海音寺潮五郎 『中国英傑伝』
- 海音寺 潮五郎
- 中国英傑伝 (上)
古代中国の春秋戦国時代から漢帝国の創業初期までの事件や人物を扱った史伝もの。
これを読むと、古代中国には、とんでもないスケールの英雄や悪党たちがあふれかえっていたんだなあと、感嘆してしまう。
劉邦と天下を争った楚の項羽は、すぐにキレて数十万という数の人を殺戮するし、漢帝国の創業者、劉邦は、戦に負けて逃げる途中、敵に追いつかれそうになると、乗っていた馬車を軽くしてスピードを上げるために、同乗していた息子を放り出してしまうとんでもない親父だ。
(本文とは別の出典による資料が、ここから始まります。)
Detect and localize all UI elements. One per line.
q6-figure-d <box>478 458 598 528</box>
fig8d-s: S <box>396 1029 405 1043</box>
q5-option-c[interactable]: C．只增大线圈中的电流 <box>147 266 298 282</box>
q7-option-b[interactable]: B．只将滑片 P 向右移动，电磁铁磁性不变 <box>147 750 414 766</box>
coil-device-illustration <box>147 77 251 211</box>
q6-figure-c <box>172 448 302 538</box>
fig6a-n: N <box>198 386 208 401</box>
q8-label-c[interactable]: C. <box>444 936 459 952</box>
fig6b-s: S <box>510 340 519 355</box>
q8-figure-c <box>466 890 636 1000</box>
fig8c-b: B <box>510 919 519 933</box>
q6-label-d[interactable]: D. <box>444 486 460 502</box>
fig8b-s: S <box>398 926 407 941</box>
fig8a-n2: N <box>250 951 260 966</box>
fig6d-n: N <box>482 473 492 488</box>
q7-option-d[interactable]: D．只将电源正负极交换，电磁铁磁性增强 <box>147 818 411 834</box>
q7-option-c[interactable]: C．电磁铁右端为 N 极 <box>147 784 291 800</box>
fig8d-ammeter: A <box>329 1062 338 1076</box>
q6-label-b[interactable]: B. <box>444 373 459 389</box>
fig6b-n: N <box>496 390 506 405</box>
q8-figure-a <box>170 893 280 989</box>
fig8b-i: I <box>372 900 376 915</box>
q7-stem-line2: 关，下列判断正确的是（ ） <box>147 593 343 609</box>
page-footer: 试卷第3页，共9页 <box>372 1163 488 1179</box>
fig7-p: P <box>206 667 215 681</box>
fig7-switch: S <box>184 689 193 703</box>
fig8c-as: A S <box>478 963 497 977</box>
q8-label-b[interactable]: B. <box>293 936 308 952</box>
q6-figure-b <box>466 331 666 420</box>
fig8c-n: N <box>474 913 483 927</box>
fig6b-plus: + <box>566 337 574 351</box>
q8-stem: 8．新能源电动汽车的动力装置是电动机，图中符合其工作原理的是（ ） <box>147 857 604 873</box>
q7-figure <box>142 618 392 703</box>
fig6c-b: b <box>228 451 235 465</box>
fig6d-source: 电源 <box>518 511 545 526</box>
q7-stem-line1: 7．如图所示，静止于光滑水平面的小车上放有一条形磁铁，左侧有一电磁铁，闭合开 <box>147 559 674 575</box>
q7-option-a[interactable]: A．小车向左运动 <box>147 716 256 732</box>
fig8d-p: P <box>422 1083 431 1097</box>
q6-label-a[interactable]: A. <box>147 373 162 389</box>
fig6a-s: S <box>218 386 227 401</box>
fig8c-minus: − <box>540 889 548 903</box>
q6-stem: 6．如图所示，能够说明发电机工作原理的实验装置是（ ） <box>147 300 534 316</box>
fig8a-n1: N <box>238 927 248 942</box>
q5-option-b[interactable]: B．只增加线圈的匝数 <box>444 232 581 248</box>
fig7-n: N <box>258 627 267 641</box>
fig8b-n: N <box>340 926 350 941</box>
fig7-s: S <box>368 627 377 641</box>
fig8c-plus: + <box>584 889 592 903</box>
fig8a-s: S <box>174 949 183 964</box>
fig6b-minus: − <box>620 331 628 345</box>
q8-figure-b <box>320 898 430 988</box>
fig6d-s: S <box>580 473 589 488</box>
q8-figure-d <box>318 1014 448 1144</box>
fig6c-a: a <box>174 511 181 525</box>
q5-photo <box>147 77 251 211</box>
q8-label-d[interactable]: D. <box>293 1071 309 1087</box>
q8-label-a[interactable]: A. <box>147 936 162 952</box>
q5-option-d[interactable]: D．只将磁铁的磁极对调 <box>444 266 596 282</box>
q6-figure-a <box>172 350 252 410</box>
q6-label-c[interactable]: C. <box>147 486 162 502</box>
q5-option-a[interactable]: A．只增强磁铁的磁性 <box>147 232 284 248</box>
その劉邦の夫人は、夫が寵愛した愛人に嫉妬して、ダンナの死後、その愛人の四肢を切り落とし、眼を抉り、鼻を殺いだあげくに、便器の中に閉じ込めて糞尿まみれにして復讐を果たすといった始末だ。
現在だったら極刑ものの大悪人たちのオンパレードだ。
古代の人間はなんて野蛮だったんだろう。
そんな古今の英雄、悪人たちの人物評論をさせたら、まず海音寺潮五郎の右に出るものはいないんじゃないかと思う。
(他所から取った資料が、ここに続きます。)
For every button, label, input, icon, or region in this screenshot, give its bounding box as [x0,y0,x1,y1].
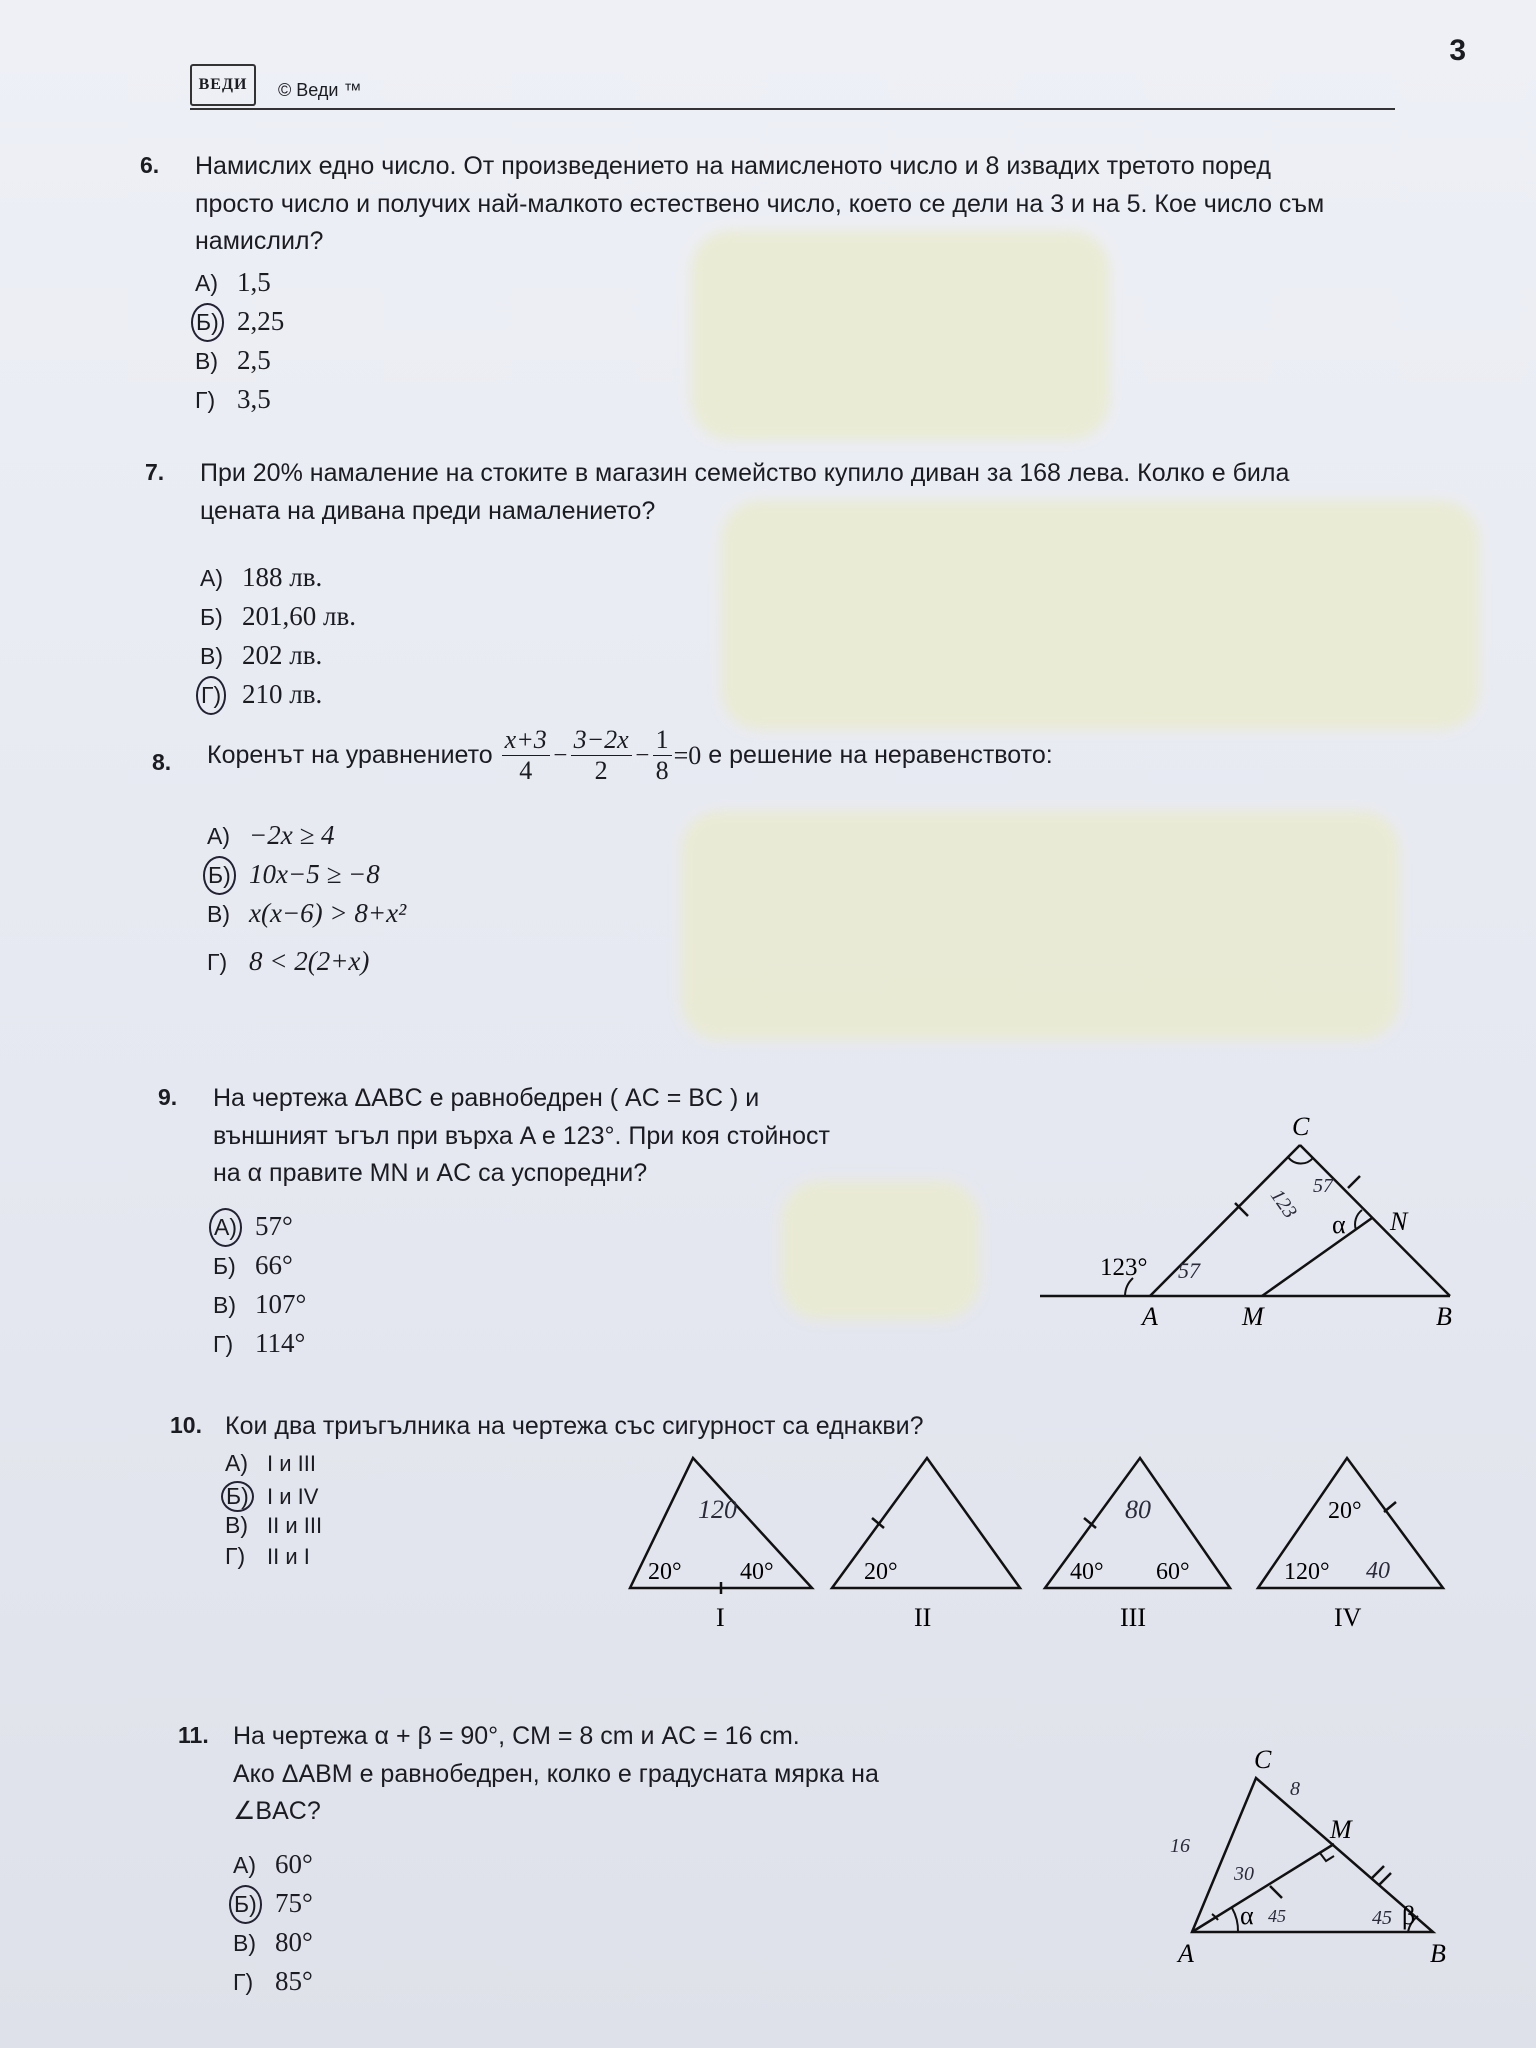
label-b: B [1430,1939,1446,1968]
handwritten-note: 57 [1178,1258,1200,1283]
question-text [195,148,1324,261]
question-11 [178,1718,978,2018]
question-number: 11. [178,1722,209,1748]
q9-triangle-figure [1030,1100,1490,1340]
option-c[interactable]: В) 2,5 [195,345,271,375]
handwritten-note: 45 [1268,1906,1286,1926]
question-number: 7. [145,459,165,485]
angle-label: 20° [1328,1498,1362,1524]
label-a: A [1142,1302,1158,1331]
angle-label: 120° [1284,1559,1330,1585]
handwritten-note: 40 [1366,1558,1390,1584]
option-d[interactable]: Г) 210 лв. [200,674,356,713]
question-line: Намислих едно число. От произведението на намисленото число и 8 извадих третото поред [195,152,1271,180]
option-a[interactable]: А) 60° [233,1849,313,1879]
tick-mark [1372,1866,1384,1878]
answer-options [207,815,406,980]
option-c[interactable]: В) x(x−6) > 8+x² [207,898,407,928]
handwritten-note: 16 [1170,1835,1190,1857]
tick-mark [1270,1886,1282,1898]
triangle-label-iii: III [1120,1603,1146,1632]
question-6 [140,148,1470,428]
option-b[interactable]: Б) I и IV [225,1481,322,1512]
angle-label: 20° [648,1559,682,1585]
question-number: 8. [152,749,172,775]
question-line: Ако ΔABM е равнобедрен, колко е градусната мярка на [233,1759,879,1788]
label-angle-123: 123° [1100,1254,1148,1281]
selected-answer-mark: Б) [191,303,224,342]
option-c[interactable]: В) 202 лв. [200,640,323,670]
handwritten-note: 80 [1125,1495,1151,1524]
angle-label: 20° [864,1559,898,1585]
option-d[interactable]: Г) II и I [225,1543,310,1569]
question-line: ∠BAC? [233,1797,321,1825]
tick-mark [1379,1873,1391,1885]
option-c[interactable]: В) 107° [213,1289,307,1319]
question-line: просто число и получих най-малкото естествено число, което се дели на 3 и на 5. Кое число съм [195,189,1325,218]
question-text [213,1080,830,1193]
triangle-label-ii: II [914,1603,932,1632]
question-line: При 20% намаление на стоките в магазин семейство купило диван за 168 лева. Колко е била [200,459,1290,487]
selected-answer-mark: А) [209,1208,242,1247]
header-bar [190,64,1395,110]
label-c: C [1254,1745,1272,1774]
side-bc [1300,1145,1450,1296]
angle-label: 40° [1070,1559,1104,1585]
selected-answer-mark: Б) [221,1481,254,1512]
triangle-ii [832,1458,1020,1588]
selected-answer-mark: Б) [203,856,236,895]
q11-triangle-figure [1150,1740,1480,1980]
handwritten-note: 123 [1265,1185,1302,1223]
option-b[interactable]: Б) 66° [213,1250,293,1280]
tick-mark [1384,1502,1396,1512]
option-b[interactable]: Б) 2,25 [195,301,284,340]
question-text [200,455,1289,530]
copyright-text: © Веди ™ [278,80,362,100]
label-m: M [1242,1302,1264,1331]
question-line: на α правите MN и AC са успоредни? [213,1159,648,1187]
option-d[interactable]: Г) 85° [233,1966,313,1996]
fraction: $\frac{1}{8}$ [653,725,672,786]
question-9 [158,1080,938,1370]
question-line: външният ъгъл при върха A е 123°. При коя стойност [213,1121,830,1150]
option-a[interactable]: А) 188 лв. [200,562,323,592]
right-angle-mark [1320,1853,1334,1861]
page-number: 3 [1449,34,1466,67]
fraction: $\frac{3-2x}{2}$ [571,725,632,786]
option-c[interactable]: В) II и III [225,1512,323,1538]
option-d[interactable]: Г) 114° [213,1328,306,1358]
handwritten-note: 8 [1290,1778,1300,1800]
triangle-label-i: I [716,1603,725,1632]
option-a[interactable]: А) −2x ≥ 4 [207,820,335,850]
segment-am [1192,1844,1334,1932]
label-m: M [1330,1815,1352,1844]
option-b[interactable]: Б) 201,60 лв. [200,601,356,631]
triangle-label-iv: IV [1334,1603,1362,1632]
label-alpha: α [1332,1210,1346,1239]
handwritten-note: 45 [1372,1907,1392,1929]
angle-label: 40° [740,1559,774,1585]
q10-triangles-figure [620,1450,1450,1640]
label-n: N [1390,1207,1408,1236]
handwritten-note: 120 [698,1495,737,1524]
label-b: B [1436,1302,1452,1331]
question-text: Коренът на уравнението $\frac{x+3}{4}$ − $\frac{3-2x}{2}$ − $\frac{1}{8}$ =0 е решение на неравенството: [207,725,1053,785]
side-ac [1150,1145,1300,1296]
question-number: 9. [158,1084,178,1110]
question-7 [145,455,1475,709]
label-a: A [1178,1939,1194,1968]
handwritten-note: 57 [1313,1175,1333,1197]
option-a[interactable]: А) 57° [213,1206,306,1245]
answer-options [213,1206,306,1362]
option-d[interactable]: Г) 8 < 2(2+x) [207,946,370,976]
tick-mark [1348,1176,1360,1188]
label-alpha: α [1240,1901,1254,1930]
question-number: 10. [170,1412,202,1438]
selected-answer-mark: Г) [196,676,226,715]
question-text [233,1718,879,1831]
publisher-logo: ВЕДИ [190,64,256,106]
label-c: C [1292,1112,1310,1141]
alpha-arc [1232,1908,1238,1932]
option-b[interactable]: Б) 10x−5 ≥ −8 [207,854,406,893]
answer-options [233,1844,313,2000]
apex-angle-arc [1288,1157,1313,1164]
option-b[interactable]: Б) 75° [233,1883,313,1922]
option-c[interactable]: В) 80° [233,1927,313,1957]
question-line: цената на дивана преди намалението? [200,496,656,525]
question-line: На чертежа ΔABC е равнобедрен ( AC = BC ) и [213,1084,760,1112]
answer-options [225,1450,322,1574]
answer-options [200,557,356,713]
answer-options [195,262,284,418]
angle-label: 60° [1156,1559,1190,1585]
question-8 [152,725,1482,995]
option-a[interactable]: А) I и III [225,1450,316,1476]
handwritten-note: 30 [1234,1863,1254,1885]
fraction: $\frac{x+3}{4}$ [502,725,550,786]
question-text: Кои два триъгълника на чертежа със сигурност са еднакви? [225,1412,924,1440]
option-a[interactable]: А) 1,5 [195,267,271,297]
question-line: намислил? [195,227,324,255]
question-number: 6. [140,152,160,178]
label-beta: β [1402,1901,1416,1930]
selected-answer-mark: Б) [229,1885,262,1924]
option-d[interactable]: Г) 3,5 [195,384,271,414]
question-line: На чертежа α + β = 90°, CM = 8 cm и AC = 16 cm. [233,1722,800,1750]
特に項羽については、軍事の天才ではあるが、感情の振り幅が極端に激しいため、自己制御の能力に欠けていたことが、最大の欠点てあったとの指摘は説得力がある。
著者には、本書の他にも、日本史でおなじみの人物たちをとりあげた『武将列伝』『悪人列伝』などがあり、こちらのほうも、その人物論は、どれも短いながらも優れている。
最近は、やたらと冗長な歴史小説が主流になっているけれど、そうした中にあって、海音寺のようなコンパクトな切れ味の作品は貴重だろう。